The city of Goshen is installing eight license plate reader cameras in an effort to prevent crime after the Goshen Board of Works voted unanimously last week to approve a one-year, $20,000 agreement with camera maker Flock Safety.

The cameras will be installed at strategic locations around the city and will operate 24/7. Each time a car passes by one, it automatically takes a photo of the rear.

The license plate number, state and other descriptive information about the vehicle — like color or whether it’s a sedan or SUV — are analyzed by a computer algorithm and recorded in a searchable database.

It’s sort of like a red light camera, but Josh Thomas, Flock Safety’s vice president of marketing, said the cameras are not used for traffic enforcement.

“We don’t do that at all,” Thomas said. “This is just about solving and preventing both property and violent crimes.”

Thomas said the majority of crimes involve a vehicle, and so these cameras can help capture evidence.

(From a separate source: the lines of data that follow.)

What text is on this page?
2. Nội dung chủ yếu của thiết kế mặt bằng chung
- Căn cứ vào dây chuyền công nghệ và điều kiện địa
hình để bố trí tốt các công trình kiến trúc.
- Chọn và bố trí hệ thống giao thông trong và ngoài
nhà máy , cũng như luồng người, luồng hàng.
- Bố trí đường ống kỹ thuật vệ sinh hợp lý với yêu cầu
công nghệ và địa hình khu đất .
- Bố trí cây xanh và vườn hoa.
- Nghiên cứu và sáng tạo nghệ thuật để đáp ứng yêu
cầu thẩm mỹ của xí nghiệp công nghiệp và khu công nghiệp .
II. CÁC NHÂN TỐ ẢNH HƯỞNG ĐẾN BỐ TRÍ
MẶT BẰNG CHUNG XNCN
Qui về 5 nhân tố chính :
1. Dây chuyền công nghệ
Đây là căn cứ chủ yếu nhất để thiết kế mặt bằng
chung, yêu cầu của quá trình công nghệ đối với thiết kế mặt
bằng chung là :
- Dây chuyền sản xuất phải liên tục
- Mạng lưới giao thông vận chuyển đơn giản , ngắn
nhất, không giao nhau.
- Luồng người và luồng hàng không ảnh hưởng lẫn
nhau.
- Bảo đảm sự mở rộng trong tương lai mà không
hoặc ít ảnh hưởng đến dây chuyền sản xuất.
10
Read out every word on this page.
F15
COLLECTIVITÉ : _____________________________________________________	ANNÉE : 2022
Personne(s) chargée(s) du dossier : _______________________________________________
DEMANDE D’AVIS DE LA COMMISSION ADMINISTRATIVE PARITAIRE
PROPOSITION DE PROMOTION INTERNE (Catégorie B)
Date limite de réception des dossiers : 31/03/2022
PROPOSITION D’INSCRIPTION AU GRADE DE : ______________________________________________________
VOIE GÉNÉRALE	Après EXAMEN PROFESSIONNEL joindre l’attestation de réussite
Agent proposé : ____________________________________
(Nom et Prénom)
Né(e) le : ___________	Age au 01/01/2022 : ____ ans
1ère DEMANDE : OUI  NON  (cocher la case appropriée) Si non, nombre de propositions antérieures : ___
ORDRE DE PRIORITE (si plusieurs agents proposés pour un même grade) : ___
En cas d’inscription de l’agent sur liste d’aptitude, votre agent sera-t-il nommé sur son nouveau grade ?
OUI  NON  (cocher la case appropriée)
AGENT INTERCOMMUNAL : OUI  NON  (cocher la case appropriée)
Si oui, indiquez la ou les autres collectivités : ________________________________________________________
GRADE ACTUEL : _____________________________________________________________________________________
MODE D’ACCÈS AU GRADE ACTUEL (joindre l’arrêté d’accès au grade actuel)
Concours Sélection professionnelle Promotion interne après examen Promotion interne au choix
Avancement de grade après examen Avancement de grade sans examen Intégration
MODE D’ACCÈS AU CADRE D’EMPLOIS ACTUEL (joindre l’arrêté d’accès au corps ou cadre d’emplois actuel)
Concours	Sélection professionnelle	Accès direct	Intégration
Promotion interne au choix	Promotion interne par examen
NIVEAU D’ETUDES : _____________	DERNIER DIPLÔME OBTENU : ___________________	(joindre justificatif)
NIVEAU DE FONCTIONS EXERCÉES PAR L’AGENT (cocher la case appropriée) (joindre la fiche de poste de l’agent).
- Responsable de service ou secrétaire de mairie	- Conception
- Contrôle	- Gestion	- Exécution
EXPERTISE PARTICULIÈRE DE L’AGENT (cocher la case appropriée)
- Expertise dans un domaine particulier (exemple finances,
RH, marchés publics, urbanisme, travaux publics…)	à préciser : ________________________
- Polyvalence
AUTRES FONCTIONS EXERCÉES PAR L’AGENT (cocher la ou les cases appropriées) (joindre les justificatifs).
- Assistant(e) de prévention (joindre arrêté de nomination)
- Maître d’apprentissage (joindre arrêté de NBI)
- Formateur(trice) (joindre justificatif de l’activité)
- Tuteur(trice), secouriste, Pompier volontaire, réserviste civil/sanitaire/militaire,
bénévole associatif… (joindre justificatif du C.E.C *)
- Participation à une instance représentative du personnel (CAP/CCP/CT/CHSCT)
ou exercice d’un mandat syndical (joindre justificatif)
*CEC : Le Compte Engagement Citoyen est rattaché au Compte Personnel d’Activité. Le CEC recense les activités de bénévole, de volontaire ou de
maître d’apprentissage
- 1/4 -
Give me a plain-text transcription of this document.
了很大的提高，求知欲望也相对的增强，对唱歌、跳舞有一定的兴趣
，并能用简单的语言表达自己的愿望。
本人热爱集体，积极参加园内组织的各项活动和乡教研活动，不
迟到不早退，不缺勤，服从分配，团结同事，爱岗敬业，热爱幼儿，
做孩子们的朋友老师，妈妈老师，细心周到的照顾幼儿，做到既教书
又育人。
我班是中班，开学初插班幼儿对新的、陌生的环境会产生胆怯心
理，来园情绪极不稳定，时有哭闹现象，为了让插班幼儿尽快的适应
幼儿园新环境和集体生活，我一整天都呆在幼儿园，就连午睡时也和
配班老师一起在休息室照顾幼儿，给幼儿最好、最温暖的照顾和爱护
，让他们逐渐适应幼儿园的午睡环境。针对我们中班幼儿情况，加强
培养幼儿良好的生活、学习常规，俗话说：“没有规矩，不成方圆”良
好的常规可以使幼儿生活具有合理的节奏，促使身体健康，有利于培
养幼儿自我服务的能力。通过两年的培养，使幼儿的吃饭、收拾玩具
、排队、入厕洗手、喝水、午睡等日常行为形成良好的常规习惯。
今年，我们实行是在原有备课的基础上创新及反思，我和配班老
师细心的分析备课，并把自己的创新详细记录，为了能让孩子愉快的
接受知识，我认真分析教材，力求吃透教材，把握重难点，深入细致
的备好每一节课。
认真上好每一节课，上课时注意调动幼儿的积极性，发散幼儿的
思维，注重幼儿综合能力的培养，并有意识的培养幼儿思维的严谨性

It can also send real-time alerts to the Goshen police. The system is connected to national databases of stolen vehicles, wanted people and Silver and Amber Alerts.

When you get an Amber Alert text, for example, the cameras also are sent that information.

“So, if that car drives by any Flock Safety camera, in real time we’ll send an alert to police and say, ‘The car that you wanted was spotted in this location,’” Thomas said.

Those real time alerts, Thomas said, have helped solve crimes such as carjackings and “more than two dozen” Amber Alerts.

But this is also a form of police surveillance — so should you be concerned?

There are safeguards in place to prevent abuse, Thomas said. Outside of those real-time alerts, you have to put in a search reason to access the system.

“We recommend you put in a case number, that says why are you searching this footage,” he said.

Those searches are logged and audited, and those logs are available to the public through a public records request. All footage captured by the cameras is deleted automatically after 30 days.

Since the photos capture the back of the vehicle, Thomas said they do not include the driver or passengers.

“We don’t use facial recognition and never will,” he said.

Thomas also said that Flock Safety does not have access to the recordings, which are stored on an encrypted Amazon Web Services cloud server. 

Only the customer — in this case, the Goshen Police Department — does. But the department can choose to share access to the footage with others — such as the South Bend Police Department — if needed.

Flock Safety has over 100 customers in Indiana. Thomas said 70 are law enforcement agencies, and the rest are private entities such as homeowners associations and small businesses.

It also has 20 customers in Michigan, 15 of which are law enforcement.

WVPE reached out to the city of Goshen, but nobody was available for an interview. The city did provide documents detailing the agreement.